The larger issue as I see it is that the medical system around these screenings are not well versed in the statistics and able to communicate that to patients. "Eight [patients] said they never received any information about the possibility of a false positive, and five recalled that their doctor treated the test results as definitive." It's hard to know what happened in the room when the doctor spoke with them or what was on those particular patients tests, and that's (one hopes) the worst medical news those people will receive for a long time so listening comprehension is understandably impaired, but there needs to someone available who can help them interpret, even days or weeks later, and these people were let down by the entire system, not just the test manufacturers.
I don't think that it's useful for articles like this to try to educate readers on the way that a precision-recall curve works (and how that differs from the statistical definition of accuracy).

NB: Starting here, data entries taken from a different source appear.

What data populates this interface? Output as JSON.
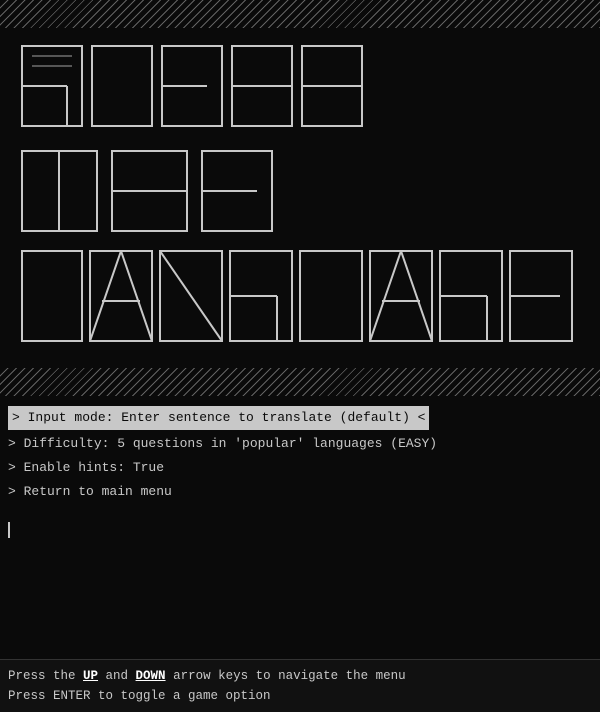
{
  "title": {
    "line1": "GUESS",
    "line2": "THE",
    "line3": "LANGUAGE"
  },
  "menu": {
    "items": [
      {
        "id": "input-mode",
        "text": "> Input mode: Enter sentence to translate (default) <",
        "selected": true
      },
      {
        "id": "difficulty",
        "text": "> Difficulty: 5 questions in 'popular' languages (EASY)",
        "selected": false
      },
      {
        "id": "hints",
        "text": "> Enable hints: True",
        "selected": false
      },
      {
        "id": "return",
        "text": "> Return to main menu",
        "selected": false
      }
    ]
  },
  "footer": {
    "line1_prefix": "Press the ",
    "line1_up": "UP",
    "line1_mid": " and ",
    "line1_down": "DOWN",
    "line1_suffix": " arrow keys to navigate the menu",
    "line2": "Press ENTER to toggle a game option"
  }
}
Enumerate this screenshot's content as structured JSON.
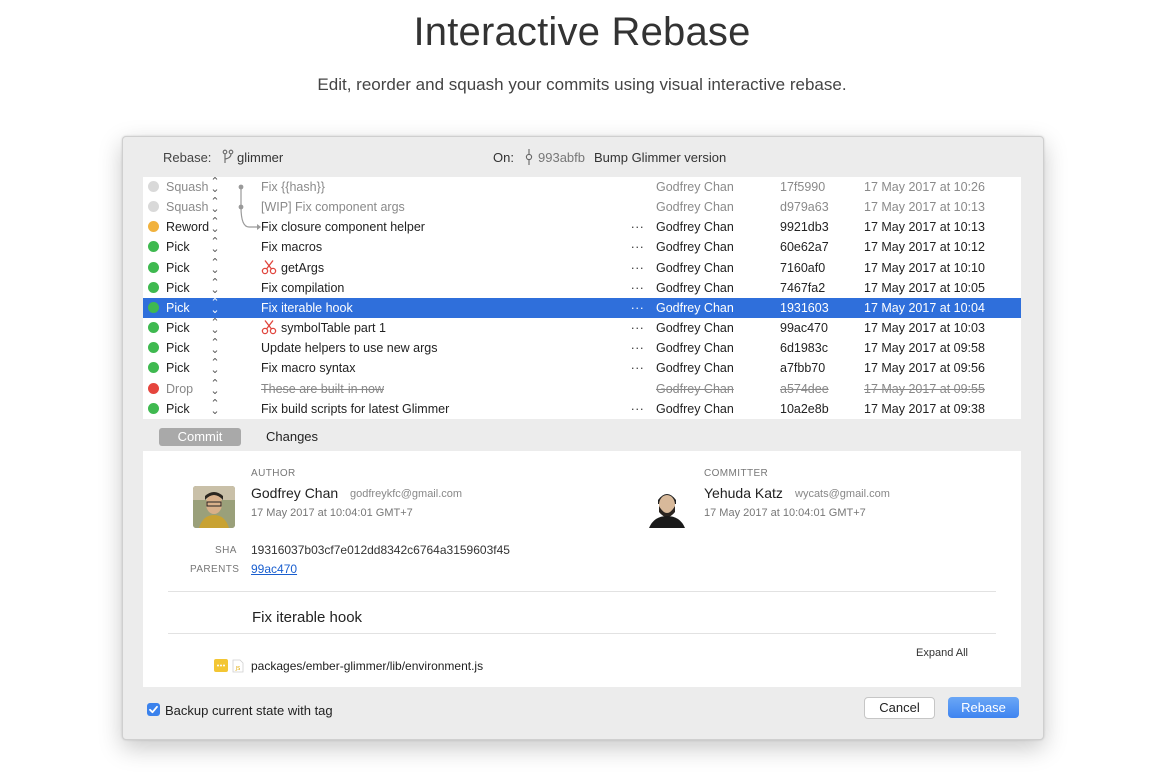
{
  "hero": {
    "title": "Interactive Rebase",
    "subtitle": "Edit, reorder and squash your commits using visual interactive rebase."
  },
  "topbar": {
    "rebase_label": "Rebase:",
    "branch": "glimmer",
    "on_label": "On:",
    "on_hash": "993abfb",
    "on_message": "Bump Glimmer version"
  },
  "commits": [
    {
      "action": "Squash",
      "message": "Fix {{hash}}",
      "author": "Godfrey Chan",
      "hash": "17f5990",
      "date": "17 May 2017 at 10:26",
      "status_color": "#d9d9d9"
    },
    {
      "action": "Squash",
      "message": "[WIP] Fix component args",
      "author": "Godfrey Chan",
      "hash": "d979a63",
      "date": "17 May 2017 at 10:13",
      "status_color": "#d9d9d9"
    },
    {
      "action": "Reword",
      "message": "Fix closure component helper",
      "author": "Godfrey Chan",
      "hash": "9921db3",
      "date": "17 May 2017 at 10:13",
      "ellipsis": "...",
      "status_color": "#f1b23e"
    },
    {
      "action": "Pick",
      "message": "Fix macros",
      "author": "Godfrey Chan",
      "hash": "60e62a7",
      "date": "17 May 2017 at 10:12",
      "ellipsis": "...",
      "status_color": "#3fb950"
    },
    {
      "action": "Pick",
      "message": "getArgs",
      "author": "Godfrey Chan",
      "hash": "7160af0",
      "date": "17 May 2017 at 10:10",
      "ellipsis": "...",
      "status_color": "#3fb950"
    },
    {
      "action": "Pick",
      "message": "Fix compilation",
      "author": "Godfrey Chan",
      "hash": "7467fa2",
      "date": "17 May 2017 at 10:05",
      "ellipsis": "...",
      "status_color": "#3fb950"
    },
    {
      "action": "Pick",
      "message": "Fix iterable hook",
      "author": "Godfrey Chan",
      "hash": "1931603",
      "date": "17 May 2017 at 10:04",
      "ellipsis": "...",
      "status_color": "#3fb950"
    },
    {
      "action": "Pick",
      "message": "symbolTable part 1",
      "author": "Godfrey Chan",
      "hash": "99ac470",
      "date": "17 May 2017 at 10:03",
      "ellipsis": "...",
      "status_color": "#3fb950"
    },
    {
      "action": "Pick",
      "message": "Update helpers to use new args",
      "author": "Godfrey Chan",
      "hash": "6d1983c",
      "date": "17 May 2017 at 09:58",
      "ellipsis": "...",
      "status_color": "#3fb950"
    },
    {
      "action": "Pick",
      "message": "Fix macro syntax",
      "author": "Godfrey Chan",
      "hash": "a7fbb70",
      "date": "17 May 2017 at 09:56",
      "ellipsis": "...",
      "status_color": "#3fb950"
    },
    {
      "action": "Drop",
      "message": "These are built-in now",
      "author": "Godfrey Chan",
      "hash": "a574dee",
      "date": "17 May 2017 at 09:55",
      "status_color": "#e5453d"
    },
    {
      "action": "Pick",
      "message": "Fix build scripts for latest Glimmer",
      "author": "Godfrey Chan",
      "hash": "10a2e8b",
      "date": "17 May 2017 at 09:38",
      "ellipsis": "...",
      "status_color": "#3fb950"
    }
  ],
  "tabs": {
    "commit": "Commit",
    "changes": "Changes"
  },
  "detail": {
    "author_label": "AUTHOR",
    "author_name": "Godfrey Chan",
    "author_email": "godfreykfc@gmail.com",
    "author_date": "17 May 2017 at 10:04:01 GMT+7",
    "committer_label": "COMMITTER",
    "committer_name": "Yehuda Katz",
    "committer_email": "wycats@gmail.com",
    "committer_date": "17 May 2017 at 10:04:01 GMT+7",
    "sha_label": "SHA",
    "sha": "19316037b03cf7e012dd8342c6764a3159603f45",
    "parents_label": "PARENTS",
    "parent": "99ac470",
    "subject": "Fix iterable hook",
    "expand_all": "Expand All",
    "file_type": "JS",
    "file_path": "packages/ember-glimmer/lib/environment.js"
  },
  "footer": {
    "backup_label": "Backup current state with tag",
    "backup_checked": true,
    "cancel": "Cancel",
    "rebase": "Rebase"
  },
  "colors": {
    "selection": "#2f6fdb",
    "accent": "#3f84f0",
    "link": "#1a5fcf"
  }
}
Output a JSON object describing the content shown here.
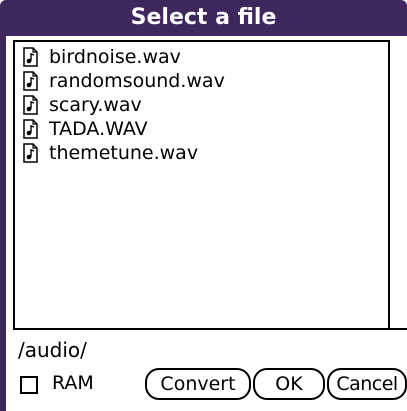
{
  "dialog": {
    "title": "Select a file"
  },
  "files": [
    {
      "name": "birdnoise.wav",
      "icon": "audio-file-icon"
    },
    {
      "name": "randomsound.wav",
      "icon": "audio-file-icon"
    },
    {
      "name": "scary.wav",
      "icon": "audio-file-icon"
    },
    {
      "name": "TADA.WAV",
      "icon": "audio-file-icon"
    },
    {
      "name": "themetune.wav",
      "icon": "audio-file-icon"
    }
  ],
  "path": "/audio/",
  "ram": {
    "label": "RAM",
    "checked": false
  },
  "buttons": {
    "convert": "Convert",
    "ok": "OK",
    "cancel": "Cancel"
  },
  "colors": {
    "title_bar": "#3d275c",
    "title_text": "#ffffff"
  }
}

Honestly, that would just confuse the vast majority of readers when it's simpler to point out that the tests produce more false positives than they might otherwise expect. Also note that even if we want to be incredibly pedantic, the article never calls the tests "inaccurate" and instead uses a layperson term without a hidden definition ("wrong").
Would a test that reported 100% positive similarly be "quite accurate"? It would catch all true positives, right?